Max étant très gourmand, peut-être la barre chocolatée que Juliana avait prise avant de partir réveillerait son flair. Elle chercha machinalement la poignée de son sac à dos, mais ses doigts ne trouvèrent rien que son sweat sur ses épaules … Elle scruta l'obscurité, s'accroupit pour tâter le sol à la recherche du contact mou de son sac … en vain. Celui-ci paraissait introuvable, ainsi que la gourde qui y était attachée.

Ne se décourageant pas, elle tendit l'oreille pour essayer de distinguer un son, un gémissement révélant la présence de son chien …. Mais rien, juste le silence dont l'épaisseur l'entourait de plus en plus. Un avant-goût de caveau, pensa-t-elle ... Il ne manquait plus que quelques fantômes et le tableau serait complet.

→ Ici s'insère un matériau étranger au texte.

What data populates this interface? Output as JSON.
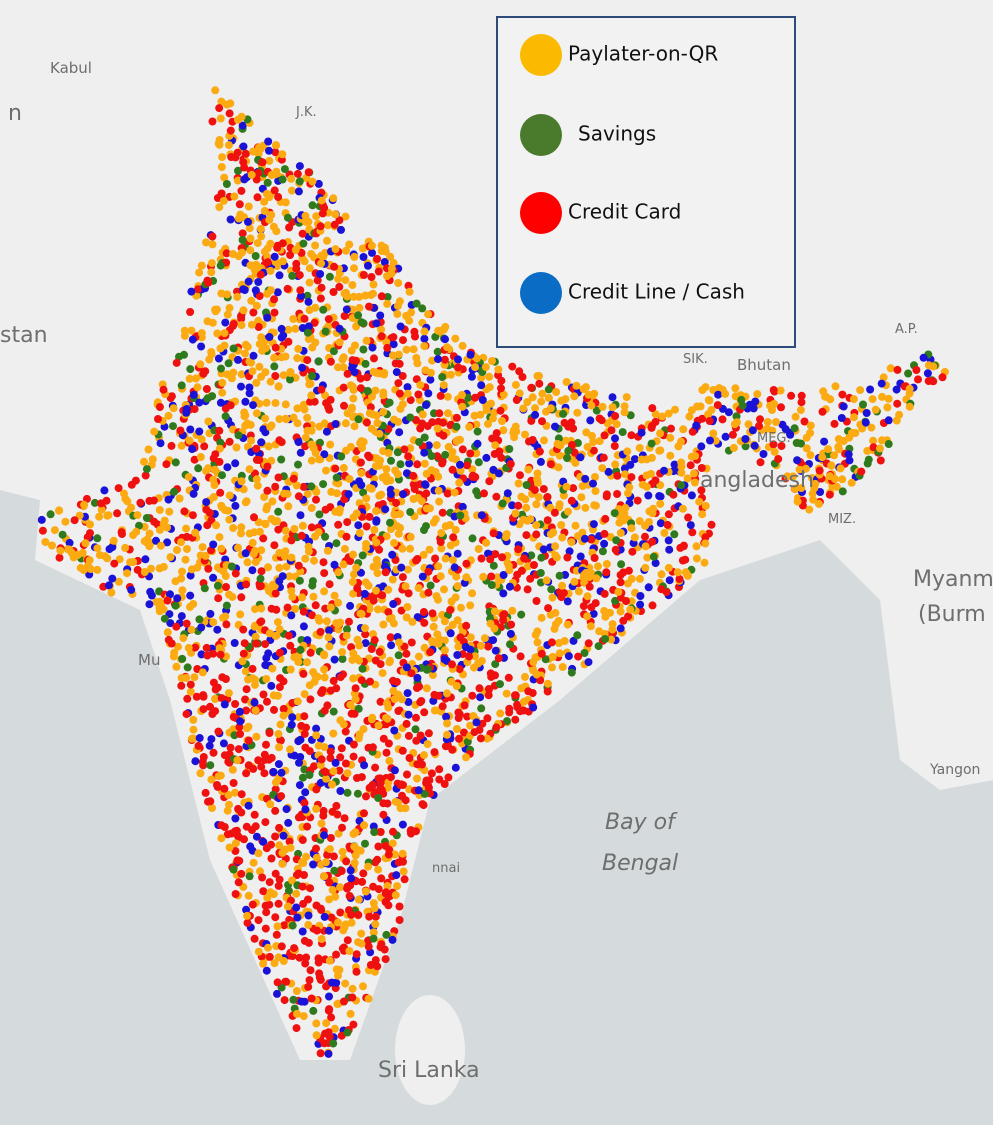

Ses yeux s'étaient peu à peu habitués à la pénombre, elle distinguait des stalactites immobilisées dans leur chute, les parois au parcours sinueux, les différentes teintes blanches et ocres qui s'entremêlaient … Et alors qu'elle levait les yeux, elle aperçut avec effroi une large béance au-dessus de sa tête … Avait-elle chuté ? L'avait-on assommée et amenée au fond de ce trou ? En avait-elle trop vu ? L'arrivée du Lièvre de Mars l'aurait bien arrangée… Mais cette fois-ci elle ne rêvait plus. Elle n'avait pas envisagé une telle issue à cette journée de printemps qui devait être si spéciale. A cet instant précis, Juliana était tentée de céder à la panique… Mais c'eût été trop facile et puis il y avait plus urgent, il lui fallait retrouver son pauvre Max.

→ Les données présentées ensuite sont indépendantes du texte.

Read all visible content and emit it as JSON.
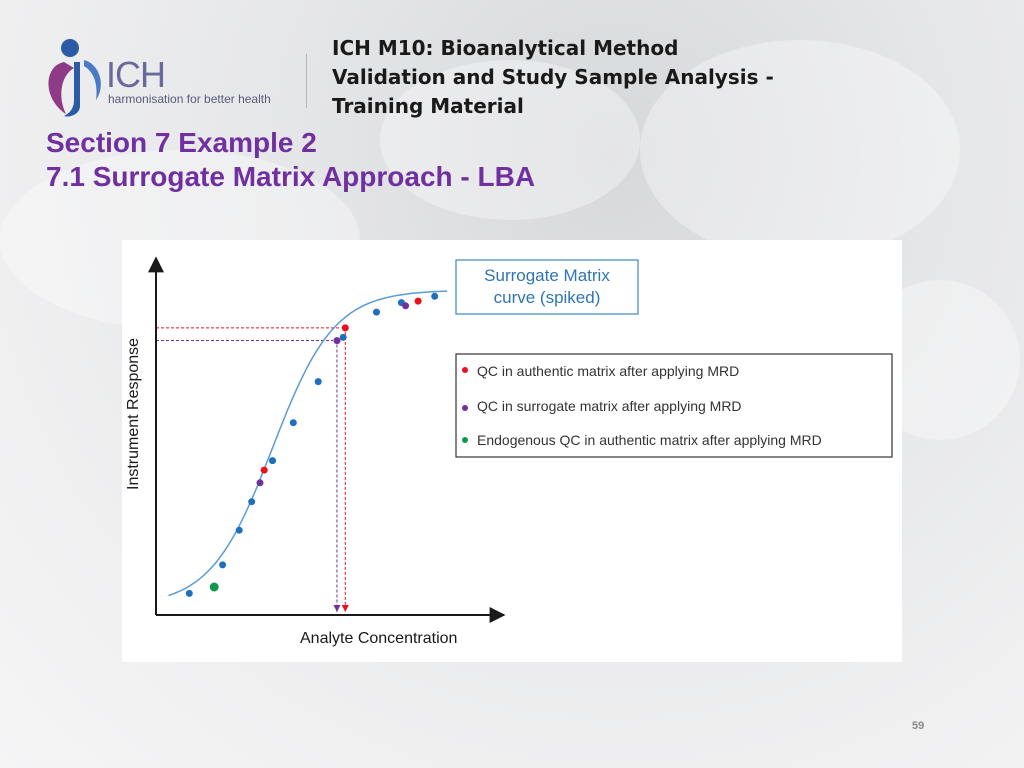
{
  "header": {
    "doc_title_lines": [
      "ICH M10: Bioanalytical Method",
      "Validation and Study Sample Analysis -",
      "Training Material"
    ],
    "logo_text": "ICH",
    "logo_tagline": "harmonisation for better health",
    "section_lines": [
      "Section 7 Example 2",
      "7.1 Surrogate Matrix Approach - LBA"
    ]
  },
  "footer": {
    "page_number": "59"
  },
  "colors": {
    "accent_purple": "#7030a0",
    "curve_blue": "#5b9bd5",
    "qc_authentic_red": "#e8111c",
    "qc_surrogate_purple": "#7030a0",
    "endogenous_green": "#11964a",
    "calibrator_blue": "#1f6fc1"
  },
  "chart_data": {
    "type": "scatter",
    "xlabel": "Analyte Concentration",
    "ylabel": "Instrument Response",
    "curve_label_lines": [
      "Surrogate Matrix",
      "curve (spiked)"
    ],
    "legend": [
      {
        "label": "QC in authentic matrix after applying MRD",
        "color": "#e8111c"
      },
      {
        "label": "QC in surrogate matrix after applying MRD",
        "color": "#7030a0"
      },
      {
        "label": "Endogenous QC in authentic matrix  after applying MRD",
        "color": "#11964a"
      }
    ],
    "series": [
      {
        "name": "Surrogate Matrix curve (spiked)",
        "color": "#1f6fc1",
        "points": [
          [
            0.08,
            0.04
          ],
          [
            0.16,
            0.13
          ],
          [
            0.2,
            0.24
          ],
          [
            0.23,
            0.33
          ],
          [
            0.28,
            0.46
          ],
          [
            0.33,
            0.58
          ],
          [
            0.39,
            0.71
          ],
          [
            0.45,
            0.85
          ],
          [
            0.53,
            0.93
          ],
          [
            0.59,
            0.96
          ],
          [
            0.67,
            0.98
          ]
        ]
      },
      {
        "name": "QC in authentic matrix after applying MRD",
        "color": "#e8111c",
        "points": [
          [
            0.26,
            0.43
          ],
          [
            0.455,
            0.88
          ],
          [
            0.63,
            0.965
          ]
        ]
      },
      {
        "name": "QC in surrogate matrix after applying MRD",
        "color": "#7030a0",
        "points": [
          [
            0.25,
            0.39
          ],
          [
            0.435,
            0.84
          ],
          [
            0.6,
            0.95
          ]
        ]
      },
      {
        "name": "Endogenous QC in authentic matrix  after applying MRD",
        "color": "#11964a",
        "points": [
          [
            0.14,
            0.06
          ]
        ]
      }
    ],
    "projections": [
      {
        "point": [
          0.455,
          0.88
        ],
        "color": "#e8111c"
      },
      {
        "point": [
          0.435,
          0.84
        ],
        "color": "#7030a0"
      }
    ],
    "curve": {
      "xmid": 0.28,
      "k": 13.5,
      "ymin": 0.0,
      "ymax": 1.0
    },
    "xlim": [
      0,
      1
    ],
    "ylim": [
      0,
      1
    ]
  }
}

Après quelques grandes respirations, Juliana tâchait de rassembler le peu d'informations qu'elle avait en mémoire : les chiffres gravés au mur, l'ordinateur à la fois antique et tout-puissant,  une colonie de pauvres hères au regard vide et aux jambes grêles … Où cela pouvait-il bien la mener ? Une réédition de 1984, version préhistorique ?

Un léger bruissement la tira de ses réflexions. Juliana s'avança aussitôt vers ce qu'elle pensait être l'origine du bruit : mais rien que l'obscurité, toujours. Pourtant elle pouvait à présent sentir la présence d'un autre être vivant. « Max ? Max c'est toi ? Allez viens mon Max ! » chuchota-t-elle. Pas de réponse. Seul l'écho de sa voix se heurtait aux parois. Après quelques pas, Juliana commença à distinguer une sorte de brèche, un étroit couloir dans lequel elle pénétra.

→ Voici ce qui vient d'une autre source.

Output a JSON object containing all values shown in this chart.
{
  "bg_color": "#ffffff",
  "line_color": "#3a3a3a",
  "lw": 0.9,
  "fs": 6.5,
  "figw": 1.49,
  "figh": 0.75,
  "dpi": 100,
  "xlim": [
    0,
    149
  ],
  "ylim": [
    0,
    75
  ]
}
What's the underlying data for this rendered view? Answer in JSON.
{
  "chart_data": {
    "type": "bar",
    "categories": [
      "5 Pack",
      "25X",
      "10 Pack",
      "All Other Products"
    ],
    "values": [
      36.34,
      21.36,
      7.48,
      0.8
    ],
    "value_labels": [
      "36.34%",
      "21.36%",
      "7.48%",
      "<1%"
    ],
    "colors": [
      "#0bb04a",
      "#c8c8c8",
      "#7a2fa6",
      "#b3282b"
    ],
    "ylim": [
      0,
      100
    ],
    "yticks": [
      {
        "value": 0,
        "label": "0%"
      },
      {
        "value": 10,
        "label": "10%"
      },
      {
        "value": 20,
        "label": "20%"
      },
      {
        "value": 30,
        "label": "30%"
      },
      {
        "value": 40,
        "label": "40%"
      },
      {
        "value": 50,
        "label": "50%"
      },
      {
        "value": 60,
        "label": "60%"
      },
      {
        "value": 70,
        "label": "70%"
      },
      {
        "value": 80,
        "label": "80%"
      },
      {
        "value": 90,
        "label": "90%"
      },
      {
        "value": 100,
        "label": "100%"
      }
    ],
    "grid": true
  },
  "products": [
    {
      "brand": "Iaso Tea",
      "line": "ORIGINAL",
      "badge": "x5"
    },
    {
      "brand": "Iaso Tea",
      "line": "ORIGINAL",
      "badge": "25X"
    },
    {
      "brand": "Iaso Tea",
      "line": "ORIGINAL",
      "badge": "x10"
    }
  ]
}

Tâtant le sol du bout de ses rangers, Juliana progressait prudemment. Elle se rappela soudain le briquet qu'elle avait fourré dans son jeans avant de partir. Elle enfonça la main au fond sa poche et en sortit un minuscule briquet Bic rose. Le contact lisse de ce petit objet lui rappelant le monde qu'elle venait de quitter mais qui lui paraissait déjà si loin, lui apporta une joie inattendue. Juliana fit tourner la roulette sous son pouce et la petite flamme vacilla – Sauvée ! D'un pas moins hésitant, une main contre la paroi humide, l'autre tenant le briquet, Juliana poursuivit sa lente pérégrination.

Elle discernait des dessins sans doute préhistoriques de bisons, chevaux, cerfs, aurochs, mégacéros… , mais également des dates – 1709, 1815, 1943… – et quelques noms – Jeanne, Gévard, Adèle… – qui retombaient dans l'oubli aussitôt que la flamme était passée. Les époques se mélangeaient, le temps paraissait aboli. Ces graffitis la rassuraient, ils partaient tous de manière infime d'une même intention, celle de laisser sa trace.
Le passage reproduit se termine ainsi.